One day, while driving in Washington, D.C., a man aggressively blew his horn at me while I was backing out of a parking spot. This man was still 100 feet away!
Needless to say, I lost my temper and let him know how I felt about his rudeness. Here’s the problem: An hour later, my partner asks me, “Are you okay?”. I then realized that she could feel that I had subconsciously not let go of the negative energy from that thirty-second experience with the inconsiderate driver!
My partner and I were having a great Sunday morning up until that point, and I allowed somebody that I didn’t know—and who did not know me—to ruin an hour of the precious time we had together in our long-distance relationship.
In that moment, I made a commitment to learn from the situation and to not let somebody else’s negative energy take away from my personal happiness and the joy of the present moment.
From my spiritual practice, I know that suffering is the cause of other people’s negative actions. (Seriously, how many genuinely happy people do you see doing unkind things?) Many of us carry seeds of negativity within us as a result of experiences that we found unpleasant or were harmful to us. This causes suffering that—unless we are mindful—we continue to carry into the rest of our lives.
In that situation with the inconsiderate driver, I could have made one of two decisions:
1) Allowed the driver’s action to bruise my ego; resulting in me losing my cool and forgetting the beauty of the present moment.
2) Taken a deep breath and showed the driver love and compassion because I knew he was suffering.

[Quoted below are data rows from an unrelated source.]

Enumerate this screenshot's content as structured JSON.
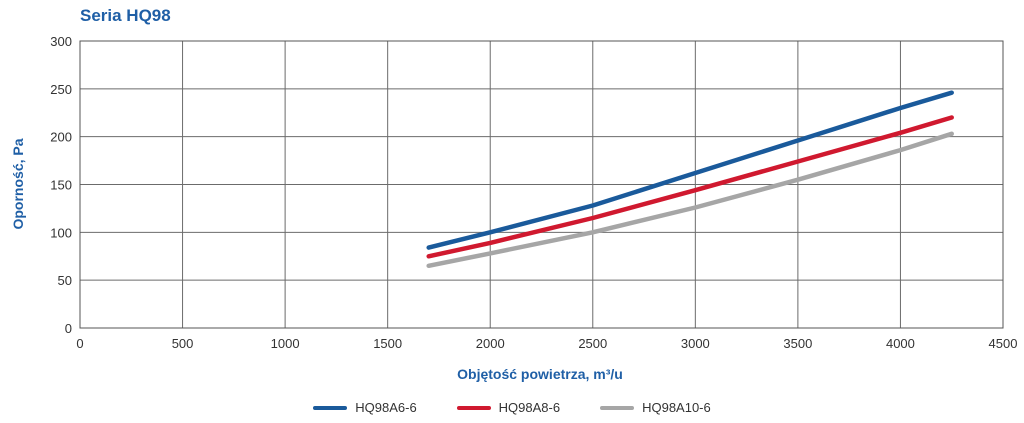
{
  "chart_data": {
    "type": "line",
    "title": "Seria HQ98",
    "xlabel": "Objętość powietrza, m³/u",
    "ylabel": "Oporność, Pa",
    "xlim": [
      0,
      4500
    ],
    "ylim": [
      0,
      300
    ],
    "x_ticks": [
      0,
      500,
      1000,
      1500,
      2000,
      2500,
      3000,
      3500,
      4000,
      4500
    ],
    "y_ticks": [
      0,
      50,
      100,
      150,
      200,
      250,
      300
    ],
    "grid": true,
    "legend_position": "bottom",
    "series": [
      {
        "name": "HQ98A6-6",
        "color": "#1a5a9b",
        "x": [
          1700,
          2000,
          2500,
          3000,
          3500,
          4000,
          4250
        ],
        "y": [
          84,
          100,
          128,
          162,
          196,
          230,
          246
        ]
      },
      {
        "name": "HQ98A8-6",
        "color": "#d0192f",
        "x": [
          1700,
          2000,
          2500,
          3000,
          3500,
          4000,
          4250
        ],
        "y": [
          75,
          89,
          115,
          144,
          174,
          204,
          220
        ]
      },
      {
        "name": "HQ98A10-6",
        "color": "#a6a6a6",
        "x": [
          1700,
          2000,
          2500,
          3000,
          3500,
          4000,
          4250
        ],
        "y": [
          65,
          78,
          100,
          126,
          155,
          186,
          203
        ]
      }
    ]
  }
}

For example, I could have smiled at him gently and brought positive energy into his life.
If I had chosen decision 2, I would have been able to continue focusing on the positive in my life, and brought some positivity into his life. Because, I chose decision 1, I functioned as a channel through which the driver’s negative energy was transferred first onto me and then onto my partner, who could have transferred it further if she were not mindful!
If we want to make the world a better place, we have to learn to show compassion for those who are suffering. We can heal the world through love and kindness.